Sand grains can take the form of people, too. You know who I mean. That person you see on a regular basis, who is maybe a co-worker or a family member or a neighbor or even a partner who is always on your back, or forever needling you. (Sorry, couldn’t help myself.) Sometimes, we can’t get away from these people. Family dinners or executive meetings in a professional setting mean we have to grin and bear it for a little while. That doesn’t mean you can’t lay down the law with this sandman (or sandperson) and coat them with the nacre of your boundaries. Communicate clearly what you’re willing to tolerate, and what is not okay. Draw your lines and enforce them when necessary.
It could be even worse. Anyone who is sapping your confidence, undermining your success or derailing your happiness is not your friend, no matter who they are or what role they hold in your life. And gods forbid there be someone who is actively harming you in any way, whether physically, mentally or emotionally. Don’t look for the pearl in this situation. There isn’t one. This is abuse, plain and simple. Get out. Get safe. Get help.
There are those who walk through the fire and come out not unscathed, yet shining nonetheless. Anne Frank, Hellen Keller, and Malala Yousafzai are prime examples of women who endured harsh inescapable circumstances and rose above them in the aftermath as stronger, more focused individuals. Each of them accomplished feats afterward that would not have been likely without those trials. These are pearls held up as examples to anyone undergoing a struggle.

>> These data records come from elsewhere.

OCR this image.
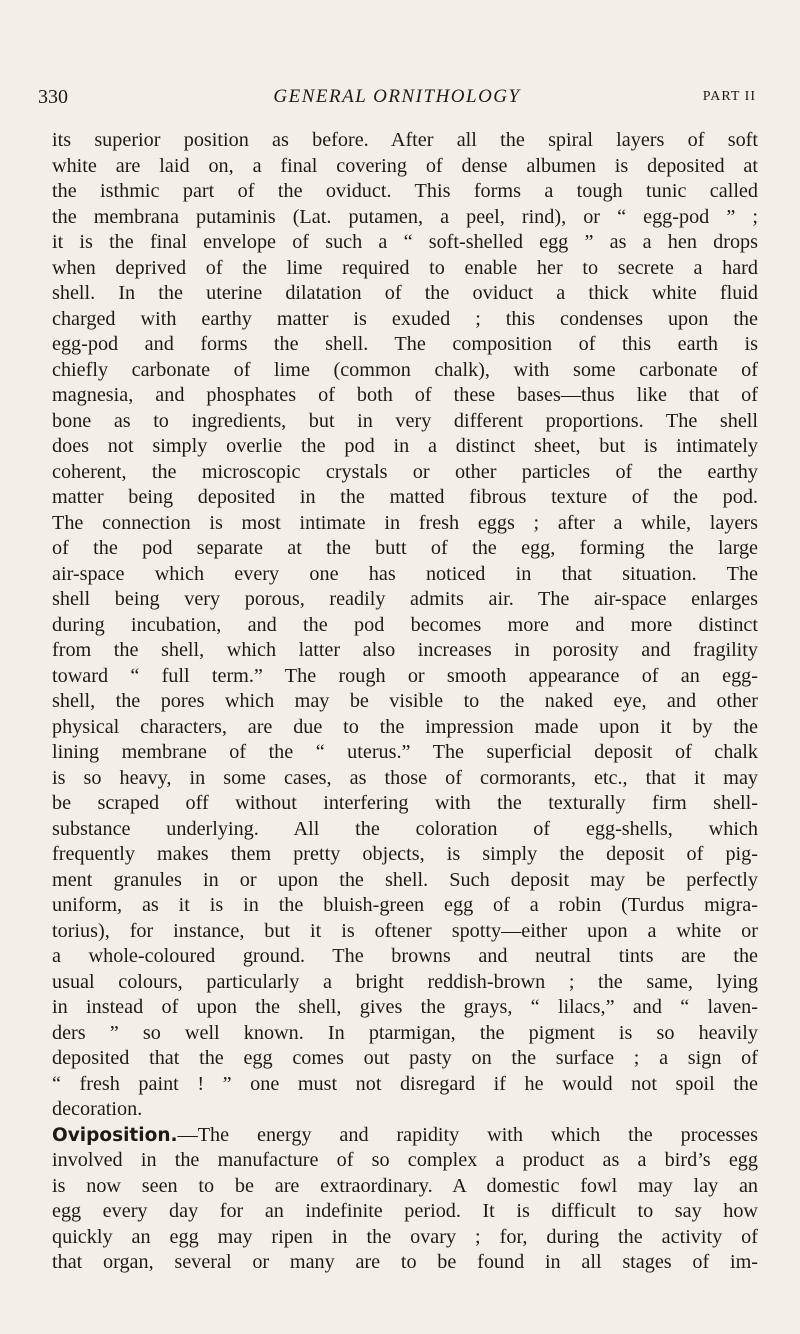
330	GENERAL ORNITHOLOGY	PART II

its superior position as before. After all the spiral layers of soft
white are laid on, a final covering of dense albumen is deposited at
the isthmic part of the oviduct. This forms a tough tunic called
the membrana putaminis (Lat. putamen, a peel, rind), or “ egg-pod ” ;
it is the final envelope of such a “ soft-shelled egg ” as a hen drops
when deprived of the lime required to enable her to secrete a hard
shell. In the uterine dilatation of the oviduct a thick white fluid
charged with earthy matter is exuded ; this condenses upon the
egg-pod and forms the shell. The composition of this earth is
chiefly carbonate of lime (common chalk), with some carbonate of
magnesia, and phosphates of both of these bases—thus like that of
bone as to ingredients, but in very different proportions. The shell
does not simply overlie the pod in a distinct sheet, but is intimately
coherent, the microscopic crystals or other particles of the earthy
matter being deposited in the matted fibrous texture of the pod.
The connection is most intimate in fresh eggs ; after a while, layers
of the pod separate at the butt of the egg, forming the large
air-space which every one has noticed in that situation. The
shell being very porous, readily admits air. The air-space enlarges
during incubation, and the pod becomes more and more distinct
from the shell, which latter also increases in porosity and fragility
toward “ full term.” The rough or smooth appearance of an egg-
shell, the pores which may be visible to the naked eye, and other
physical characters, are due to the impression made upon it by the
lining membrane of the “ uterus.” The superficial deposit of chalk
is so heavy, in some cases, as those of cormorants, etc., that it may
be scraped off without interfering with the texturally firm shell-
substance underlying. All the coloration of egg-shells, which
frequently makes them pretty objects, is simply the deposit of pig-
ment granules in or upon the shell. Such deposit may be perfectly
uniform, as it is in the bluish-green egg of a robin (Turdus migra-
torius), for instance, but it is oftener spotty—either upon a white or
a whole-coloured ground. The browns and neutral tints are the
usual colours, particularly a bright reddish-brown ; the same, lying
in instead of upon the shell, gives the grays, “ lilacs,” and “ laven-
ders ” so well known. In ptarmigan, the pigment is so heavily
deposited that the egg comes out pasty on the surface ; a sign of
“ fresh paint ! ” one must not disregard if he would not spoil the
decoration.

Oviposition.—The energy and rapidity with which the processes
involved in the manufacture of so complex a product as a bird’s egg
is now seen to be are extraordinary. A domestic fowl may lay an
egg every day for an indefinite period. It is difficult to say how
quickly an egg may ripen in the ovary ; for, during the activity of
that organ, several or many are to be found in all stages of im-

And of course, some trials are unavoidable—illness, loss, tragedy. These things can only be endured, used as a whetstone to sharpen us, hone our focus. The development of pearls from these experiences is not always evident, or immediate. In some cases, the pain must pass before we see the reward in its wake.
But among those hardships over which we have some control, there is a difference between the kinds that can strengthen, and those that diminish or harm or even endanger us. Those subtleties are not always easy to see, but it’s really important to recognize them for what they are. If your challenge has the potential or intention to help you grow and evolve, great. Straighten your shoulders, take up your sword, and run that gauntlet. If it is only wearing you down or causing you harm on any level, and you have the freedom to do so, walk away. Do it now. Don’t look back. Save your energy for the next battle, because you know there will be others. You can’t fight them all.